"Inequality at birth is neither just nor unjust. What's just and unjust is the way institutions deal with it" - John Rawls
"I always had a certain dislike for general principles and abstract prescriptions. I think it's necessary to have an "empirical lantern" or a "visit with the patient" before being able to understand what is wrong with him. It is crucial to understand the peculiarity, the specificity, and also the unusual aspects of the case" - Albert O. Hirschman
Does brain drain matter in the era of internet revolution?
Brain drain refers to high-skilled people physically moving from a country to another. It is argued that such movement creates skill gaps in the origin country, disadvantaging them (though there is evidence to the contrary that brain drain actually helps both origin and receiver countries).
For the sake of argument, let’s assume that brain drain disadvantages origin country.
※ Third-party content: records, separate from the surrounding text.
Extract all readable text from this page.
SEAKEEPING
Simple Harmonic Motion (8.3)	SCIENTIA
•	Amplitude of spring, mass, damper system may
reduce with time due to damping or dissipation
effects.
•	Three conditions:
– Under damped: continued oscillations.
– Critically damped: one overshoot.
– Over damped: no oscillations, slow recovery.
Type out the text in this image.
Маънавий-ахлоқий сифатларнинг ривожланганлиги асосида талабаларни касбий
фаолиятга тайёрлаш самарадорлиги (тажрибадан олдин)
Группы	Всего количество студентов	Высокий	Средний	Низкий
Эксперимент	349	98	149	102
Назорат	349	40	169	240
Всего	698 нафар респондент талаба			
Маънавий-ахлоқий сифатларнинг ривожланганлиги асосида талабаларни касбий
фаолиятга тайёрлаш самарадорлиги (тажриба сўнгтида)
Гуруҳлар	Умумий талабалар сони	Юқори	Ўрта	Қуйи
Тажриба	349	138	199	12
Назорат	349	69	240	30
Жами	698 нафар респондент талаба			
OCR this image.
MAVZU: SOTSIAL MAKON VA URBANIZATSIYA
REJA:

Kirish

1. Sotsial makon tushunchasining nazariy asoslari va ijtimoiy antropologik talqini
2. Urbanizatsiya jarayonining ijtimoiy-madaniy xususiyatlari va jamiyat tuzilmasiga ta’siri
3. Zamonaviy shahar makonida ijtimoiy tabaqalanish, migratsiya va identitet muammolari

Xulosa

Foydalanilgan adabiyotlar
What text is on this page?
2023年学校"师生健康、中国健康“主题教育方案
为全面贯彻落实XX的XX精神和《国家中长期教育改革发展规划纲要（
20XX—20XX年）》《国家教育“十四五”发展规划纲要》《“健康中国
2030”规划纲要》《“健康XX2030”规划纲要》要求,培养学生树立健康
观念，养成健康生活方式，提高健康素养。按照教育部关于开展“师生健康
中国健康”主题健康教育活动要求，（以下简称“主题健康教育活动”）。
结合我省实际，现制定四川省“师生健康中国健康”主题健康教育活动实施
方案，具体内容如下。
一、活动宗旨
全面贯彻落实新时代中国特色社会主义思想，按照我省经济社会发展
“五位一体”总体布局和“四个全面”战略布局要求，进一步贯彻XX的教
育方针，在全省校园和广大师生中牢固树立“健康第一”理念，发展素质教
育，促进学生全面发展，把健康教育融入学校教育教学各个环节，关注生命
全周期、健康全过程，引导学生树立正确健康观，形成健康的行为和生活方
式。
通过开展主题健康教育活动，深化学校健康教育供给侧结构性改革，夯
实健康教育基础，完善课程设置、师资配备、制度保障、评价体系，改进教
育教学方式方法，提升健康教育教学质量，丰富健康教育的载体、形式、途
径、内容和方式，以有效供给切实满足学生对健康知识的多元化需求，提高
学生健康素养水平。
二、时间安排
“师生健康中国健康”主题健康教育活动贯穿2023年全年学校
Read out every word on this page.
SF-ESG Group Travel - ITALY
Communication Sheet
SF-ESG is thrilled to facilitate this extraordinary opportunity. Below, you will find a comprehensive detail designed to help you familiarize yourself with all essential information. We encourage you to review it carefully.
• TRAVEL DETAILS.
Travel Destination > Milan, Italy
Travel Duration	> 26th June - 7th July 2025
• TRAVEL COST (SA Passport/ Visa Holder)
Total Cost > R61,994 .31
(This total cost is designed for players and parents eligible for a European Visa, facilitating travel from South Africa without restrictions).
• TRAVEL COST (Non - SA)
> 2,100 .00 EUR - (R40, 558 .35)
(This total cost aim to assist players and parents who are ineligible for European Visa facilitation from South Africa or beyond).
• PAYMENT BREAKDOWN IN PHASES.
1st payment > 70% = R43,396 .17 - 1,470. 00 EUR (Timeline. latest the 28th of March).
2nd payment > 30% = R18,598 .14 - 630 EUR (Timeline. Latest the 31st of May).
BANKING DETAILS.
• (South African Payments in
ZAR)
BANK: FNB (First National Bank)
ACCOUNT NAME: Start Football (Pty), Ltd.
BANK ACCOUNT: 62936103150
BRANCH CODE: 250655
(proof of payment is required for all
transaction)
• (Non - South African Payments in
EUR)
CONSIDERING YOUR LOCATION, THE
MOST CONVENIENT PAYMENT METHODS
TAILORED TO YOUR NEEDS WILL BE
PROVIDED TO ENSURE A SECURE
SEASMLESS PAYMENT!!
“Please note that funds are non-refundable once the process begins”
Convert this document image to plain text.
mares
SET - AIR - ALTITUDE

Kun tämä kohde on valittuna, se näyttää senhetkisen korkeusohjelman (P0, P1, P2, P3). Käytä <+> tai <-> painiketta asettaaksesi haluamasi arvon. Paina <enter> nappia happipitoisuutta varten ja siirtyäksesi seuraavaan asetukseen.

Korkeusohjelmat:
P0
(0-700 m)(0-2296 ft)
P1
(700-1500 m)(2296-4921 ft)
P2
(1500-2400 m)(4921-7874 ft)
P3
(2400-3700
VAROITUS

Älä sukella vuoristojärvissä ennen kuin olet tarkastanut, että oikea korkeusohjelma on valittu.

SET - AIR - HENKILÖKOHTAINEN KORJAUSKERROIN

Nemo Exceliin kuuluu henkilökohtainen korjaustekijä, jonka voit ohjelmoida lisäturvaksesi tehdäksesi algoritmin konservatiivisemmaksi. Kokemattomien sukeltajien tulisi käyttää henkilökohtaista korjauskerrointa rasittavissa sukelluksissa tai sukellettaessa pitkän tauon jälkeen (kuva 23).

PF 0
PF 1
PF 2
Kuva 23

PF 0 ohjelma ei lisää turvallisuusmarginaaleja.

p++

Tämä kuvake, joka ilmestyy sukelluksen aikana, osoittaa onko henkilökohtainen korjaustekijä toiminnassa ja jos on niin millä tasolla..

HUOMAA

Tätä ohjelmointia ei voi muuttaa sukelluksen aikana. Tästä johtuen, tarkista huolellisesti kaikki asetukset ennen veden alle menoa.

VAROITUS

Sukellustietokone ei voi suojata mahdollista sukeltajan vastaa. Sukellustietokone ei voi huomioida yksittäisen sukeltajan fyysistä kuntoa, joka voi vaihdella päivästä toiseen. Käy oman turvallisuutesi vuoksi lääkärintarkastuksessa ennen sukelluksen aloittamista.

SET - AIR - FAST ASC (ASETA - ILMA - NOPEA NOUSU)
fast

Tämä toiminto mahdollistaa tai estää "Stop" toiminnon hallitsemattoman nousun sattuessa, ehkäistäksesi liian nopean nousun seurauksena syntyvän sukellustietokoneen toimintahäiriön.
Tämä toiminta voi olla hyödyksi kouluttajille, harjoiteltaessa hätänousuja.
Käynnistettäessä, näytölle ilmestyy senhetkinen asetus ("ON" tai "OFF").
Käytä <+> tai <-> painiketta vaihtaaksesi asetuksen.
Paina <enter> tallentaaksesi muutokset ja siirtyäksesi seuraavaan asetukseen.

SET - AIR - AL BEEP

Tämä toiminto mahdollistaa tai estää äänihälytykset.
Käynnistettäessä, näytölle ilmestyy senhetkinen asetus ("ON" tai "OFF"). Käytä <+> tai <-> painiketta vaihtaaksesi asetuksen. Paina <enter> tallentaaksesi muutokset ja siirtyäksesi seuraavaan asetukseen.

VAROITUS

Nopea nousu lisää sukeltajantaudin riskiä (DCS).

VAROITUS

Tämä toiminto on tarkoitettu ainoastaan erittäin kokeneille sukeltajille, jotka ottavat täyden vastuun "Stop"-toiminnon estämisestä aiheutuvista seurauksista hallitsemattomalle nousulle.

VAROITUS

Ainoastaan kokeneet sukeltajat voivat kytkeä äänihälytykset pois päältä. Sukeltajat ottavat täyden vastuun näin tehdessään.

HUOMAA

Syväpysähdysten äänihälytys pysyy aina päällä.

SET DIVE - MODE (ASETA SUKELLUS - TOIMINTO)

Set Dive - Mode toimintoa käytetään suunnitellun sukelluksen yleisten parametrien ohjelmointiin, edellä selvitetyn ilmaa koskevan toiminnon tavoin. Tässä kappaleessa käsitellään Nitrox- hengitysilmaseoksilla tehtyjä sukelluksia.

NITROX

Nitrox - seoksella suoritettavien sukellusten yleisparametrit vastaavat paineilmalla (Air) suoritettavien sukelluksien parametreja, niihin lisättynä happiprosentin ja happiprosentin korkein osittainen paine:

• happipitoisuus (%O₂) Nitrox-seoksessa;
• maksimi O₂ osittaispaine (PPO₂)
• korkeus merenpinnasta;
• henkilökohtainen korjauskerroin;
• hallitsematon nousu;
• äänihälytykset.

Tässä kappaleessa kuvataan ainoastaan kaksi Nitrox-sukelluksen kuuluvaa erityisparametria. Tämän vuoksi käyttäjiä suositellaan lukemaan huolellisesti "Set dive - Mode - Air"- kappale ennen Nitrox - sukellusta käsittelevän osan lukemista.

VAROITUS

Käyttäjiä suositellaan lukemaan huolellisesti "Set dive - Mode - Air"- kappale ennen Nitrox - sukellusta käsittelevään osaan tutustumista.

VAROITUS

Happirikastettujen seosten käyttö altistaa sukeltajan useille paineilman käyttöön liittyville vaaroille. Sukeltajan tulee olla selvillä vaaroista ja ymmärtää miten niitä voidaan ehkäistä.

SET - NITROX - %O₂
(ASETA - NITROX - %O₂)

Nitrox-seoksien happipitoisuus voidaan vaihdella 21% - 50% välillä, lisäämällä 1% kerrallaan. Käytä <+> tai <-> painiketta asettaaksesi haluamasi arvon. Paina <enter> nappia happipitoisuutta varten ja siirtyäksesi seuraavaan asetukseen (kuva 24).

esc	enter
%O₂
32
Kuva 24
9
The argument is that people who move away physically from origin country work for companies of the receiving company, developing technologies for the receiving country. This talent could instead have been used to develop technologies for the origin country.
This argument doesn’t seem to hold in this era of the internet because even if high skilled people stay back in the origin country, they most often work for MNCs OR outsourcing companies, which essentially are dealing with problems of receiving country.
In other words, the internet revolution has replaced the need to move physically to be part of receiver country economy. One can do that by sitting in the origin country. This has created an illusion that those who stay back in the origin country are working for the needs of origin country, which might not be the case always.
We should also note that the above phenomenon is applicable mostly to software engineers. But, they do constitute the majority. So, this effect is still significant.
In this context, I am sceptical about the celebration of reverse brain drain.